We have worked with many remote teams during our coding careers and trying to do code reviews and pair programming has always been painful. Since Bespin’s all about coding in the cloud, how about using the cloud to make it a little easier?

Putting collaboration into production takes a lot of work. If you are hacking on code with a group of people, you are very chatty, so we had to rewrite the collaboration server to deal with this.
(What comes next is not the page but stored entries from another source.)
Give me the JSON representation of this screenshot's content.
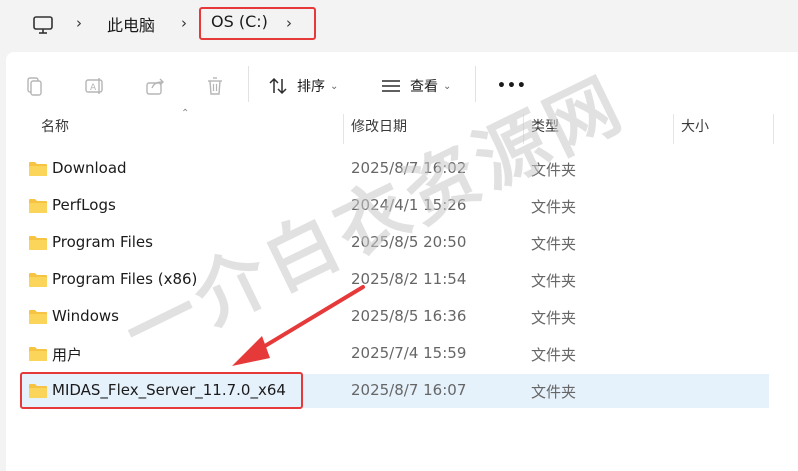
{
  "breadcrumb": {
    "items": [
      "此电脑",
      "OS (C:)"
    ]
  },
  "toolbar": {
    "sort_label": "排序",
    "view_label": "查看",
    "more_label": "•••"
  },
  "columns": {
    "name": "名称",
    "date": "修改日期",
    "type": "类型",
    "size": "大小"
  },
  "files": [
    {
      "name": "Download",
      "date": "2025/8/7 16:02",
      "type": "文件夹"
    },
    {
      "name": "PerfLogs",
      "date": "2024/4/1 15:26",
      "type": "文件夹"
    },
    {
      "name": "Program Files",
      "date": "2025/8/5 20:50",
      "type": "文件夹"
    },
    {
      "name": "Program Files (x86)",
      "date": "2025/8/2 11:54",
      "type": "文件夹"
    },
    {
      "name": "Windows",
      "date": "2025/8/5 16:36",
      "type": "文件夹"
    },
    {
      "name": "用户",
      "date": "2025/7/4 15:59",
      "type": "文件夹"
    },
    {
      "name": "MIDAS_Flex_Server_11.7.0_x64",
      "date": "2025/8/7 16:07",
      "type": "文件夹",
      "selected": true
    }
  ],
  "watermark": "一介白衣资源网",
  "colors": {
    "accent_red": "#e63a3a",
    "folder_yellow": "#f6c343",
    "selection_bg": "#e5f1fb"
  }
}
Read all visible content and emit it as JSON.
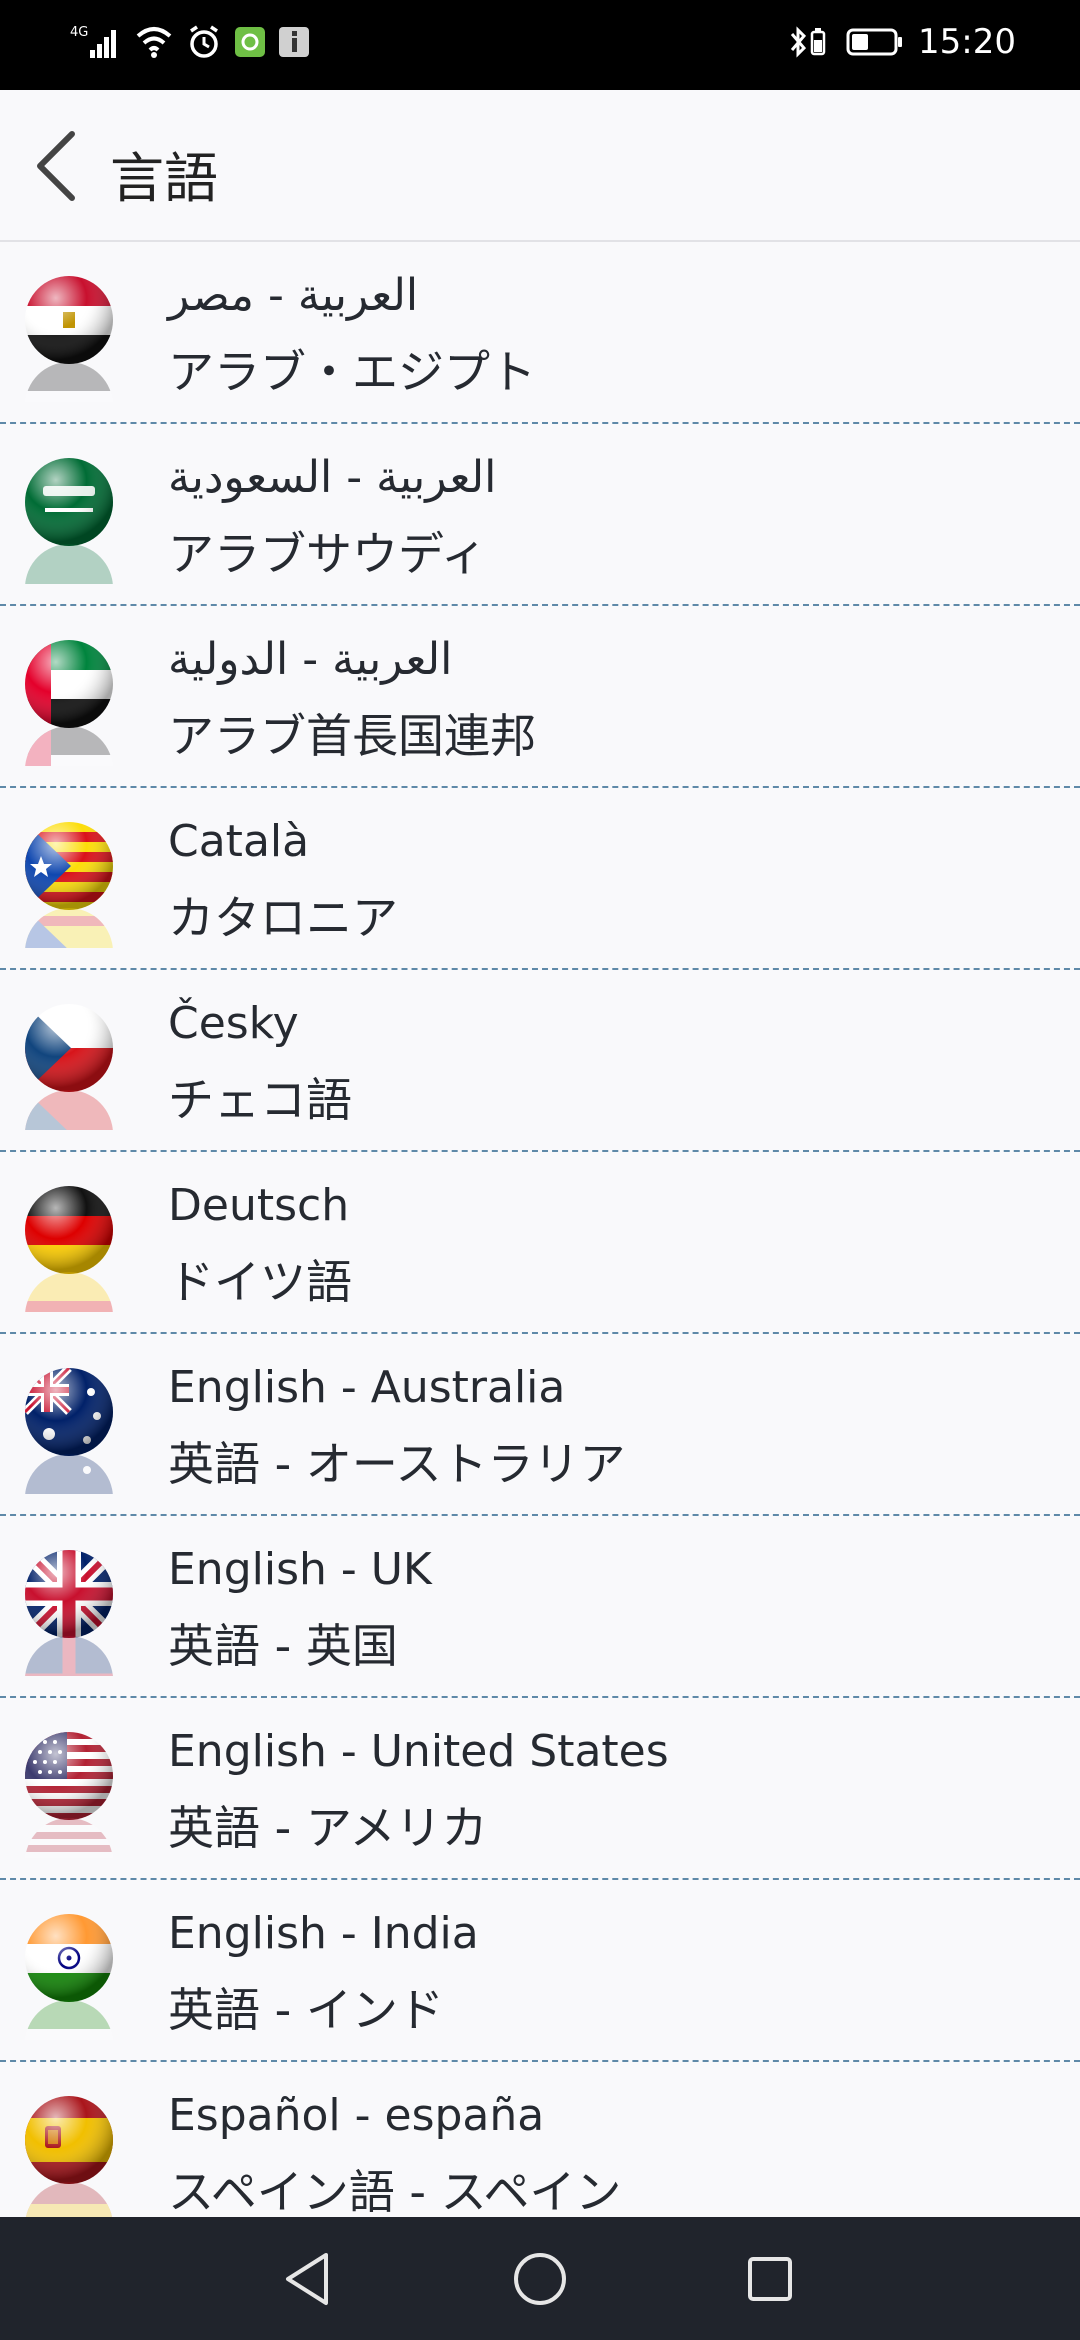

Joe Walker has done the bulk of the work, and has posted about the implementation and how to use it

Using Collaboration

As part of collaboration we need to notion of connections between people and access control. A few new commands give you access to this information:

  • follow/unfollow: allow you to decide whose shared projects you want to see in your project navigator. As we evolve Bespin this will become a way to get all sorts of information about the people you are working with
  • group: allows you to put the people you are interested in into groups to make it easy to manage sharing
  • share: allows you to export your projects read-only or editable to individuals, groups, or to everyone

To get started quickly, you can jump in to a public shared project that Joe has setup. Once logged in to Bespin follow the steps:

  • Press CTRL+J / CMD+J to open the command line.
  • Type follow joewalker to get someone to share files with. I’ve shared a project called pubproj globally.
  • Type project list. You should see joewalker+pubproj in your list of projects.
  • Type set collaborate on to turn on shared editing.
  • Open a shared file by typing open /joewalker+pubproj/example.txt.

Your command line should look something like this:

We have a collaboration sidebar that you can access from the top right icon; the icon turns blue if you have collaboration on and yellow if you are actively collaborating on a file with someone.

If you want to see this in more detail, watch the screencast:

One more thing….

The big feature of Bespin 0.4 is collaboration for sure, however we have fixed a huge number of bugs and have cleaned up the user experience in many ways as we keep making Bespin solid.

Give it a try and let us know what you would like to see!

If there was a problem yo I’ll solve it,
Check out the hook while Shay revolves it.
Ice, ice baby…

* (apologies to Vanilla Ice)

1 response

  1. Axel Hecht wrote on :

    We already started using this to chat about code fragments instead of pastebin. Works kinda nicely.

    One thing that’s easy to forget is the need to follow someone to see the shares.

    Not that it’s the wrong thing to do, it’s just easy to forget. Perhaps adding a pointer to the help text in share? Or make follow an alias or something in share?